Jafar sorgt für Unruhe
Kurz vor acht Uhr, also knapp fünf Stunden nach dem Aufstehen, gebe ich unseren Jungs den Befehl zum Aufbruch. Kaum sind wir alle zusammen die Sanddüne nach unten gestapft als Jafar urplötzlich in wilden Bocksprüngen nach vorne rast, worauf ihm alle anderen folgen. „Aufpassen Denis!“ warnt mich Tanjas Ruf als sich die Kamellawine wie ein Walze hinter mir aufbaut. Sofort führe ich Sebastian in einen Kreis, womit die Wucht der Stampede ins Leere geht. Kaum haben sich die Jungs wieder beruhigt wiederholt Jafar sein gefährliches Spiel. „Jafar du Irrer! Was ist denn bloß los mit dir?“ ,rufe ich entsetzt und ärgerlich zugleich. Als Jafar noch weitere Male durchgeht entdecke ich, dass beide Verschlüsse der vorderen Satteltasche gebrochen sind weswegen sie ihm auf den Oberschenkel schlägt. „Ob das die Ursache ist?“ ,frage ich Tanja. „Keine Ahnung,“ antwortet sie ratlos. Ich binde die Verschlussriemen provisorisch nach oben. „Camis walk up!” ,befehle ich danach wieder und warte angespannt und nervös auf ein weiteres Bockspringen, doch diesmal bleibt alles ruhig. Es dauert noch eine Weile bis die Kamele sich vollständig beruhigt haben und Tanja und ich die Angst vor einem weiteren Durchgehen verlieren. „Ich weiß wirklich nicht was da los war.
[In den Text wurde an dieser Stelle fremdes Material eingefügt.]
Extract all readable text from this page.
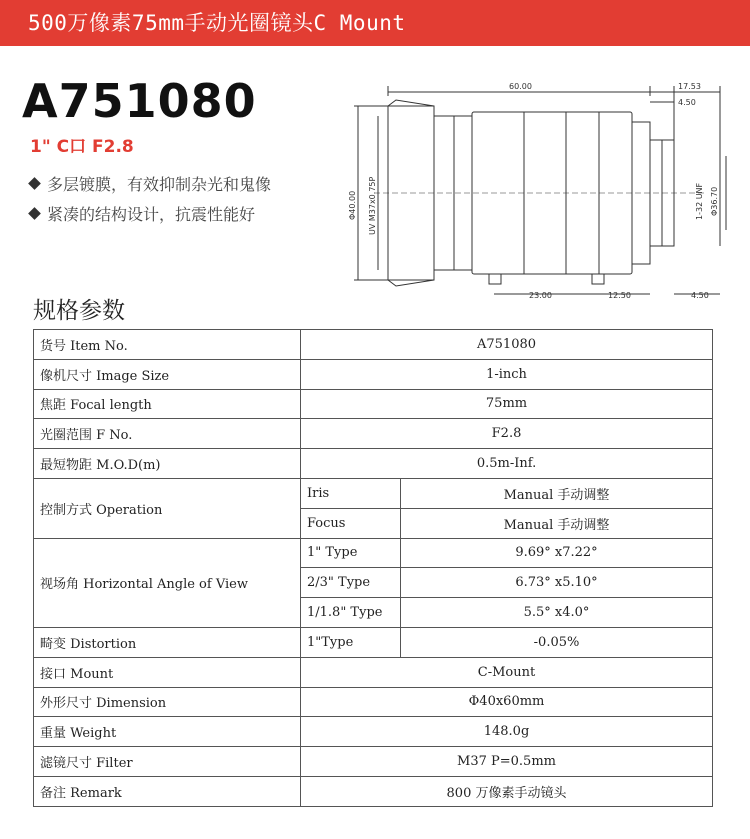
500万像素75mm手动光圈镜头C Mount
A751080
1" C口 F2.8
多层镀膜，有效抑制杂光和鬼像
紧凑的结构设计，抗震性能好
60.00	17.53
4.50
Φ40.00 UV M37x0.75P	1-32 UNF Φ36.70
23.00	12.50	4.50
规格参数
货号 Item No.	A751080	
像机尺寸 Image Size	1-inch	
焦距 Focal length	75mm	
光圈范围 F No.	F2.8	
最短物距 M.O.D(m)	0.5m-Inf.	
控制方式 Operation	Iris	Manual 手动调整
	Focus	Manual 手动调整
视场角 Horizontal Angle of View	1" Type	9.69° x7.22°
	2/3" Type	6.73° x5.10°
	1/1.8" Type	5.5° x4.0°
畸变 Distortion	1"Type	-0.05%
接口 Mount	C-Mount	
外形尺寸 Dimension	Φ40x60mm	
重量 Weight	148.0g	
滤镜尺寸 Filter	M37 P=0.5mm	
备注 Remark	800 万像素手动镜头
Auf jeden Fall hat es mich an unsere Schwierigkeiten des Expeditionsaufbruchs erinnert.“ „Mich auch. Ich hatte schon Angst sie beginnen wieder mit dem ewigen Bockspringen und machen uns das Leben zur Hölle,“ antwortet Tanja einen Blick nach hinten werfend.
Abkürzung, Umweg oder Weg ohne Wiederkehr?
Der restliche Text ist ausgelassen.